Results of RDT's may facilitate clinical decision making in patients suspected of having malaria. There are however also some drawbacks to consider. First, these tests cannot replace clinical assessment of the ill-returning patient and results of RDT tests should always be confirmed by thin or thick blood smears, including parasite counts in case of P. falciparum malaria [6, 12]. Second, the diagnostic power of this RDT test is dependent on the epidemiological setting, in particular the prevalence of the disease. The current findings may not simply be extrapolated to regions of malaria endemicity where low-grade malaria infections are far more prevalent and empirical anti-malarial treatment is common use, which may lead to false-negative and false-positive RDT findings, respectively. In addition, the majority of the travellers in this study contracted P. falciparum infection in Africa; other malaria-endemic continents like South-East Asia and South-America were underrepresented. Caution is warranted with extrapolating the applicability of the current findings to imported malaria acquired outside Africa.
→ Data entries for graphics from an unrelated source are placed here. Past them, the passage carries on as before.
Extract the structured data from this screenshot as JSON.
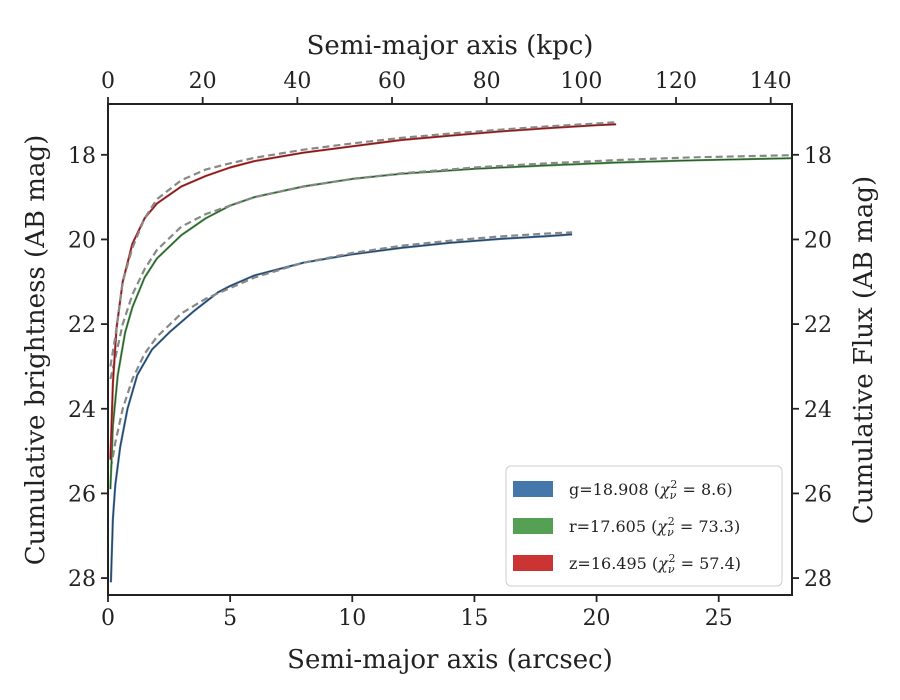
{
  "chart_data": {
    "type": "line",
    "xlabel": "Semi-major axis (arcsec)",
    "ylabel": "Cumulative brightness (AB mag)",
    "top_xlabel": "Semi-major axis (kpc)",
    "right_ylabel": "Cumulative Flux (AB mag)",
    "xlim": [
      0,
      28
    ],
    "ylim": [
      28.4,
      16.8
    ],
    "top_xlim": [
      0,
      144.5
    ],
    "x_ticks": [
      0,
      5,
      10,
      15,
      20,
      25
    ],
    "y_ticks": [
      18,
      20,
      22,
      24,
      26,
      28
    ],
    "top_x_ticks": [
      0,
      20,
      40,
      60,
      80,
      100,
      120,
      140
    ],
    "y_inverted": true,
    "grid": false,
    "legend_position": "lower-right",
    "series": [
      {
        "name": "g",
        "legend": {
          "prefix": "g=18.908 (",
          "chi": "χ",
          "sub": "ν",
          "sup": "2",
          "suffix": " = 8.6)"
        },
        "color": "#4477aa",
        "x": [
          0.12,
          0.2,
          0.3,
          0.5,
          0.8,
          1.2,
          1.8,
          2.5,
          3.5,
          4.5,
          5,
          6,
          8,
          10,
          12,
          14,
          16,
          18,
          19
        ],
        "y": [
          28.1,
          26.6,
          25.8,
          24.9,
          24.0,
          23.2,
          22.6,
          22.2,
          21.7,
          21.25,
          21.1,
          20.85,
          20.55,
          20.35,
          20.2,
          20.08,
          19.99,
          19.92,
          19.88
        ],
        "fit_x": [
          0.12,
          0.3,
          0.6,
          1.0,
          1.5,
          2.0,
          3.0,
          4.0,
          5.0,
          6.0,
          8.0,
          10.0,
          12.0,
          14.0,
          16.0,
          18.0,
          19.0
        ],
        "fit_y": [
          25.4,
          24.8,
          24.0,
          23.3,
          22.7,
          22.3,
          21.75,
          21.4,
          21.15,
          20.9,
          20.55,
          20.32,
          20.15,
          20.03,
          19.93,
          19.86,
          19.83
        ]
      },
      {
        "name": "r",
        "legend": {
          "prefix": "r=17.605 (",
          "chi": "χ",
          "sub": "ν",
          "sup": "2",
          "suffix": " = 73.3)"
        },
        "color": "#55a055",
        "x": [
          0.1,
          0.2,
          0.4,
          0.7,
          1.0,
          1.5,
          2.0,
          3.0,
          4.0,
          5.0,
          6.0,
          8.0,
          10.0,
          12.0,
          15.0,
          18.0,
          21.0,
          24.0,
          28.0
        ],
        "y": [
          25.9,
          24.4,
          23.2,
          22.2,
          21.6,
          20.9,
          20.45,
          19.9,
          19.5,
          19.2,
          19.0,
          18.75,
          18.57,
          18.45,
          18.33,
          18.25,
          18.18,
          18.13,
          18.08
        ],
        "fit_x": [
          0.1,
          0.3,
          0.6,
          1.0,
          1.5,
          2.0,
          3.0,
          4.0,
          5.0,
          6.0,
          8.0,
          10.0,
          12.0,
          15.0,
          18.0,
          21.0,
          24.0,
          28.0
        ],
        "fit_y": [
          23.3,
          22.8,
          22.0,
          21.3,
          20.7,
          20.25,
          19.7,
          19.4,
          19.2,
          19.0,
          18.75,
          18.57,
          18.44,
          18.3,
          18.2,
          18.12,
          18.06,
          18.01
        ]
      },
      {
        "name": "z",
        "legend": {
          "prefix": "z=16.495 (",
          "chi": "χ",
          "sub": "ν",
          "sup": "2",
          "suffix": " = 57.4)"
        },
        "color": "#cc3333",
        "x": [
          0.1,
          0.2,
          0.35,
          0.6,
          1.0,
          1.5,
          2.0,
          3.0,
          4.0,
          5.0,
          6.0,
          8.0,
          10.0,
          12.0,
          14.0,
          16.0,
          18.0,
          20.0,
          20.8
        ],
        "y": [
          25.2,
          23.4,
          22.1,
          21.0,
          20.1,
          19.5,
          19.15,
          18.75,
          18.5,
          18.3,
          18.15,
          17.95,
          17.8,
          17.65,
          17.55,
          17.45,
          17.37,
          17.3,
          17.28
        ],
        "fit_x": [
          0.1,
          0.3,
          0.6,
          1.0,
          1.5,
          2.0,
          3.0,
          4.0,
          5.0,
          6.0,
          8.0,
          10.0,
          12.0,
          14.0,
          16.0,
          18.0,
          20.0,
          20.8
        ],
        "fit_y": [
          23.0,
          22.3,
          21.0,
          20.2,
          19.5,
          19.05,
          18.6,
          18.35,
          18.2,
          18.07,
          17.88,
          17.73,
          17.6,
          17.5,
          17.41,
          17.33,
          17.26,
          17.23
        ]
      }
    ]
  }
}
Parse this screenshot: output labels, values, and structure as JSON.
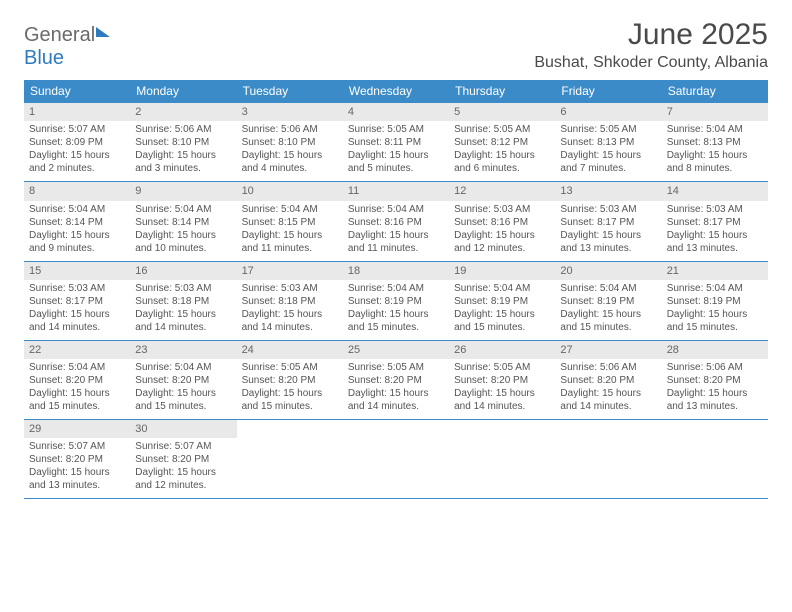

False negative results have been suggested for certain genetic polymorphisms of HRP-2 geographically confined to the Asia-Pacific region [13] and for P. falciparum isolates from South America lacking HRP-2 [14]. In addition, false negative test results may occur at high parasitaemia due to a so-called prozone effect, defined as false-negative or false-low results in immunological reactions due to an excess of either antigens or antibodies. The prozone effect was observed for HRP-2 in 16 of 17 RDTs (including the Binax NOW® Malaria Test), resulting in a false low HRP-2 signal, whereas aldolase reactivity was not affected [15]. Finally, the clinician must also consider the possibility of a P. knowlesi infection, which may give rise to severe disease and fatal complications as well [8]. Even though early reports suggested that RDTs may not detect P. knowlesi infections, later studies demonstrated that P. knowlesi was reactive with the aldolase band in the Binax NOW® Malaria Test, but not with HRP-2 and that aldolase reactivity depended on the P. knowlesi parasitaemia [8].

Conclusion

In conclusion, the RDT Binax NOW® Malaria Test allows a rapid semi-quantitative assessment of P. falciparum load in travellers with malaria returning from the tropics, especially for exclusion of high (>1%) parasitaemia in the acute care setting. This may facilitate clinical decision making for subsequent oral anti-malarial treatment or timely referral to a specialized centre for high-level monitoring and intensified parenteral treatment.